If you could speak, or give some sign    
from your experience,
how you would enlighten us
with all that you have seen.
Your majesty all shrouded green 
adorns our tedious world.
You eat our folly and give back life support
we little do deserve.
Food and shelter you freely give to species numerous
with little thanks returned.
Time moves slowly in your world where only seasons count;
opposed to our fanaticism.
Would that we could emulate your constancy
and humble sophistication.
Wondrous oak relieve our tormented minds
from this life’s crassness,
so we may live once more in harmony with you
and no more search for inconsequence.


----------



## Bard_Daniel

This was good, speaking of the timeless eye of mother nature through the eyes of a single, solitary tree.
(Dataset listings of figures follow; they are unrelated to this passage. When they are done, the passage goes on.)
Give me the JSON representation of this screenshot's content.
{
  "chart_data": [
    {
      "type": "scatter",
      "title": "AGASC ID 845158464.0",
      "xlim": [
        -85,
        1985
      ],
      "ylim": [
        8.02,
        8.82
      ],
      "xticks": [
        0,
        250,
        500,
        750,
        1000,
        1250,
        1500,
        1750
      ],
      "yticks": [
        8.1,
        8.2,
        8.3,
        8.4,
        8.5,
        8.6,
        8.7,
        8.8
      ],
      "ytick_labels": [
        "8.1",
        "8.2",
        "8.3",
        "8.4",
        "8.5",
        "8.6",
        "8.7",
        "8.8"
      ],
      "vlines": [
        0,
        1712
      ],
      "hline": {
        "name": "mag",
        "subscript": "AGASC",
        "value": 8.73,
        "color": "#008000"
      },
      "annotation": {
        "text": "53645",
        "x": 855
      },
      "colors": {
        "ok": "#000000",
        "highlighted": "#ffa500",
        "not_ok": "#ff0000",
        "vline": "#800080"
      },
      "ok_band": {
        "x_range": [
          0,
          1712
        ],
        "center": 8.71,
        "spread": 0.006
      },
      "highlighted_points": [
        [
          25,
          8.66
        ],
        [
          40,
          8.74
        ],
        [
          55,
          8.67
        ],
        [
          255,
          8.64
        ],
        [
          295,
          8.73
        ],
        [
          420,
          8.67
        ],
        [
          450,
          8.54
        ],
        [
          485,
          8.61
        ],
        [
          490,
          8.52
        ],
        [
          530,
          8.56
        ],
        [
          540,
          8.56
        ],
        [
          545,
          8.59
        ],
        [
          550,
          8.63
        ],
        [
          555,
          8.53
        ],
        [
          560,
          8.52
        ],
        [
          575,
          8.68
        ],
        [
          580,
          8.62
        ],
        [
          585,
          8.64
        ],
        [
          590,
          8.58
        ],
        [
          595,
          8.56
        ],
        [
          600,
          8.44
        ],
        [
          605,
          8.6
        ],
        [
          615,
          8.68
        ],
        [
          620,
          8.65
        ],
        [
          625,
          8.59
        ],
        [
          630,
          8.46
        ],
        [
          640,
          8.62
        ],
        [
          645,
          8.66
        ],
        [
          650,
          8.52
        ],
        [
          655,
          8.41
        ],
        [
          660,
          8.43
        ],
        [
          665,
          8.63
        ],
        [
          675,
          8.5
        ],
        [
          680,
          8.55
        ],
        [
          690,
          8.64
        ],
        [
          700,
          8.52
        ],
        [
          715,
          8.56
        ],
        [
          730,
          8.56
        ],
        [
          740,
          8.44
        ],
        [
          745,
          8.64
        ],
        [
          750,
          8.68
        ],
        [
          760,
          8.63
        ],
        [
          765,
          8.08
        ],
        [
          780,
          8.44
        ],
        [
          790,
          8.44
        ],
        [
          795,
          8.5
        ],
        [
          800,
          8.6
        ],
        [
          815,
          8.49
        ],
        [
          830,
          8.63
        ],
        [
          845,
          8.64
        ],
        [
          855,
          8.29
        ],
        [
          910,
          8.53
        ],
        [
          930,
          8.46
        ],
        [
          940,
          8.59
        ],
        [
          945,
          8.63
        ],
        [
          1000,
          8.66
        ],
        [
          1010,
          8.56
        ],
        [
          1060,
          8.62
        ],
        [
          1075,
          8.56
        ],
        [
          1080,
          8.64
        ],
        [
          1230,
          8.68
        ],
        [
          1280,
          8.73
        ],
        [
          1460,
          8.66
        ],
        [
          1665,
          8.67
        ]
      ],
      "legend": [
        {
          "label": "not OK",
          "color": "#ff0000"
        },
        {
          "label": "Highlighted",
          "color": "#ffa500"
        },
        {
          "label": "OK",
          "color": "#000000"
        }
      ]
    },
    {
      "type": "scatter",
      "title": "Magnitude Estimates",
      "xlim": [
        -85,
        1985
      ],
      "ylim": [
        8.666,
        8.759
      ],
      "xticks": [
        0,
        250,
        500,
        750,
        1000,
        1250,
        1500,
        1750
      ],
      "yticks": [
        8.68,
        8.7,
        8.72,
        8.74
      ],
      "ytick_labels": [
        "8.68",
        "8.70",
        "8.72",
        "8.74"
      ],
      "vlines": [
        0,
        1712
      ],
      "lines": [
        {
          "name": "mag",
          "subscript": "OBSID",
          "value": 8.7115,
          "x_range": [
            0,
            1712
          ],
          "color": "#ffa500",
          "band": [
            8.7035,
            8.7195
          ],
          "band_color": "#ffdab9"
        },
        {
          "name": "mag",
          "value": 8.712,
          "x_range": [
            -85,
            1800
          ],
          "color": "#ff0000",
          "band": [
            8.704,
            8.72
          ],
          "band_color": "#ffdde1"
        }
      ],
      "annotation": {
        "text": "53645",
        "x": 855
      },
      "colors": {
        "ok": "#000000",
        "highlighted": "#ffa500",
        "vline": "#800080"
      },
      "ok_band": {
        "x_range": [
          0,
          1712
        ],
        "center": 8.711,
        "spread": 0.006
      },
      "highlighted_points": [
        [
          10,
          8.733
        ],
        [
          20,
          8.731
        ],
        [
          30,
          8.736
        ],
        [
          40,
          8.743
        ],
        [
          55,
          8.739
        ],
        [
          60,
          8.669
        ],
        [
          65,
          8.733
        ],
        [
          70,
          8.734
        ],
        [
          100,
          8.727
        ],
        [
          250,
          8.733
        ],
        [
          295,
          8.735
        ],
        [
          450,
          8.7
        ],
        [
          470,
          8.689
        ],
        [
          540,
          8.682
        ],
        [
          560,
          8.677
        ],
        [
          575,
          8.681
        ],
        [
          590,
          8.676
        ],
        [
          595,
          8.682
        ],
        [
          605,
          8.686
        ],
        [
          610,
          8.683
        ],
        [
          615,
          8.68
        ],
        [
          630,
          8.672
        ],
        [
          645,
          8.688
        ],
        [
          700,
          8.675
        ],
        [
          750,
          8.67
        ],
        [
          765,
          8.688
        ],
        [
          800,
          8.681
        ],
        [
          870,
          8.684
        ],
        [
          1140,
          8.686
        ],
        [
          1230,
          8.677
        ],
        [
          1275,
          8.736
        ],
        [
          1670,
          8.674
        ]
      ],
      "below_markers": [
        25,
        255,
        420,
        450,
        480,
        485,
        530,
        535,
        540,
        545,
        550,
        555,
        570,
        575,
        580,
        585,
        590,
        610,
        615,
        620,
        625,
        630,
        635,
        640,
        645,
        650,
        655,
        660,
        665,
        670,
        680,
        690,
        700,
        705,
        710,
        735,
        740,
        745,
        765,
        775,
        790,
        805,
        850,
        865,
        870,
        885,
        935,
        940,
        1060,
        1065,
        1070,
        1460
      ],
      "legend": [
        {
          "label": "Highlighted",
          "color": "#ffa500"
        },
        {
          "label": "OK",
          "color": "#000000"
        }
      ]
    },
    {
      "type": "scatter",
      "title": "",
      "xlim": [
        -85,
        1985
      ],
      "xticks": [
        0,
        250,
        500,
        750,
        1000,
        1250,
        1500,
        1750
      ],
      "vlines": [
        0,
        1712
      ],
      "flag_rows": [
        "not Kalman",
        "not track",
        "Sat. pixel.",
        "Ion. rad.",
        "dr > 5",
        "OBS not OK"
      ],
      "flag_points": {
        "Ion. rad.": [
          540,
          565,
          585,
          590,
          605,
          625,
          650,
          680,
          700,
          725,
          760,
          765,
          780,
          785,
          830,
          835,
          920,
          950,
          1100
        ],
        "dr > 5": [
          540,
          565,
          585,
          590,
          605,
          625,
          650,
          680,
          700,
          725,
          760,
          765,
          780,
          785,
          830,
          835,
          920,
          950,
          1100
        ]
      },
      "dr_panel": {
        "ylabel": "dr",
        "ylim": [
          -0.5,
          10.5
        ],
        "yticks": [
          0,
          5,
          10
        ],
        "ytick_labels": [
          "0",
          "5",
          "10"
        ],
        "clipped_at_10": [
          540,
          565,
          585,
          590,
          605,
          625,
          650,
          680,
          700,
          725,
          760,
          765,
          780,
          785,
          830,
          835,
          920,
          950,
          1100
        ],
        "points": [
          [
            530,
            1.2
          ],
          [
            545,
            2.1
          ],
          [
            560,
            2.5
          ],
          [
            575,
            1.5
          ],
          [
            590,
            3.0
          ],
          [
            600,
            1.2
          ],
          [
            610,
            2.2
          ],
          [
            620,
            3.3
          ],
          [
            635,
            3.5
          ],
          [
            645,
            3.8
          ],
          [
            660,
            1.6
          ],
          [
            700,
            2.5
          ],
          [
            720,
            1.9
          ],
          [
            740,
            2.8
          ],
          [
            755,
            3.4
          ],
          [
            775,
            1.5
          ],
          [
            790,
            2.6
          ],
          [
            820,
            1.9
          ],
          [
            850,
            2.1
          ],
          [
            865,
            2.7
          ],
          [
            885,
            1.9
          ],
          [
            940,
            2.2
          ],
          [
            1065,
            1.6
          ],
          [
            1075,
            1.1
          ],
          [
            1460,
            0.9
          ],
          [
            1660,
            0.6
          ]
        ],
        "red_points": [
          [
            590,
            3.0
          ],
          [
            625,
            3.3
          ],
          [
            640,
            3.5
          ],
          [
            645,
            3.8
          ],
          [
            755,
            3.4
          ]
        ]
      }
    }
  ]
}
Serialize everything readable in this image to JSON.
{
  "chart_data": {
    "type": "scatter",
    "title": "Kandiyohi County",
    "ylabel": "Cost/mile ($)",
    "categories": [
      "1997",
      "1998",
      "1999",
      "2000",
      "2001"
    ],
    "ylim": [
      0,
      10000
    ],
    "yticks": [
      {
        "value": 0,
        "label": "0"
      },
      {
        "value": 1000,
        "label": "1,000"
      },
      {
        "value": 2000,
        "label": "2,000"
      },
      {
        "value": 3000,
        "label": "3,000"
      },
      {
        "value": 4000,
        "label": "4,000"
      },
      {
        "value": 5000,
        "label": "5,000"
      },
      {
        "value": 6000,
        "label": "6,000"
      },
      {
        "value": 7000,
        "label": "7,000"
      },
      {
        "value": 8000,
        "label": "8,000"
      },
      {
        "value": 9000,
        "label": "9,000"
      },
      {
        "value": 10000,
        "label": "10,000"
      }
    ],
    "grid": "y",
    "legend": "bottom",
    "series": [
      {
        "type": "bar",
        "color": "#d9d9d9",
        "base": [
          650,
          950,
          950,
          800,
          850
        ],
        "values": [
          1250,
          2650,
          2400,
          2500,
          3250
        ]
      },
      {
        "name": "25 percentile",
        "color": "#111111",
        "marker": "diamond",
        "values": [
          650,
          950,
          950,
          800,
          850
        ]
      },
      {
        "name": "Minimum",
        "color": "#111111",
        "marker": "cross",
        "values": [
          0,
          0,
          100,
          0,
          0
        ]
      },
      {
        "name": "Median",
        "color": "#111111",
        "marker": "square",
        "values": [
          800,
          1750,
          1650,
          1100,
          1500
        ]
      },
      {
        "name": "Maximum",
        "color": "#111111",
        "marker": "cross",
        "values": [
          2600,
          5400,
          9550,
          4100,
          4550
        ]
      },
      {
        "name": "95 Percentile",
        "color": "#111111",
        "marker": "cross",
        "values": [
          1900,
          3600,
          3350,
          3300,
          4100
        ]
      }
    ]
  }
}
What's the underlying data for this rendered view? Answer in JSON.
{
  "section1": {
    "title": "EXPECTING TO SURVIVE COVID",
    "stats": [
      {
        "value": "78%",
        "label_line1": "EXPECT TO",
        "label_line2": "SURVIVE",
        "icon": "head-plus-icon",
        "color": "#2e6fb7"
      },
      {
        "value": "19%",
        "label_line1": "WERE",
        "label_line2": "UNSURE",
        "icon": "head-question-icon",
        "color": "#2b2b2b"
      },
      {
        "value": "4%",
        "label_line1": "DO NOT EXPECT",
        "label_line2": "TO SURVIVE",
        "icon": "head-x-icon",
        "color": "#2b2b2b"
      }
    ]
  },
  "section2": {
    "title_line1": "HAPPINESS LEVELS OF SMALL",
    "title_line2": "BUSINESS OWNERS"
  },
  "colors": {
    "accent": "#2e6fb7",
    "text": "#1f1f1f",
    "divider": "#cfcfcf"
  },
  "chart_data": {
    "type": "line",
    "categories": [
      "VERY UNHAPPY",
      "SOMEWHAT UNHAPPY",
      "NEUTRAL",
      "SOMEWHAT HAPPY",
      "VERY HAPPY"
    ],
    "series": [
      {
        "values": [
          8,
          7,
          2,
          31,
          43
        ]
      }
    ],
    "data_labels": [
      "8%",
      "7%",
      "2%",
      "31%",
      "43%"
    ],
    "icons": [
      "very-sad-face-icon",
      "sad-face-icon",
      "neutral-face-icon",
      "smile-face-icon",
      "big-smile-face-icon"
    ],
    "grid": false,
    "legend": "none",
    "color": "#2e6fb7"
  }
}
You touch on the vastness and magnanimous of the planet that shelters us even amidst the toils that we have, as humans, inflicted upon the world. The unity comes near the end of your poem, where the hope for dissolution between man to nature is expressed and yearned for.

A great poem! Nice!


----------



## dannyboy

nice work TN - crassness doesn't work for me, is there another word? I also prefer the last line to be "and search no more..." instead of " and no more search..." but that could just be my Australian ear (as it were).


----------



## felexsanders

I don't care about the spelling, the structure or any other such grammarly do's or don'ts, I love the content and to me your work has a vast amount of meaning. It is a brilliant piece loaded with thoughts of the wisdom of nature. Thank you for the privilege.


----------



## Pulse

Stately.


----------



## tinacrabapple

I liked it too.  I'm sure that it could use a nip and cut here and there, but it has an appealing message.  Enjoyed reading this.


----------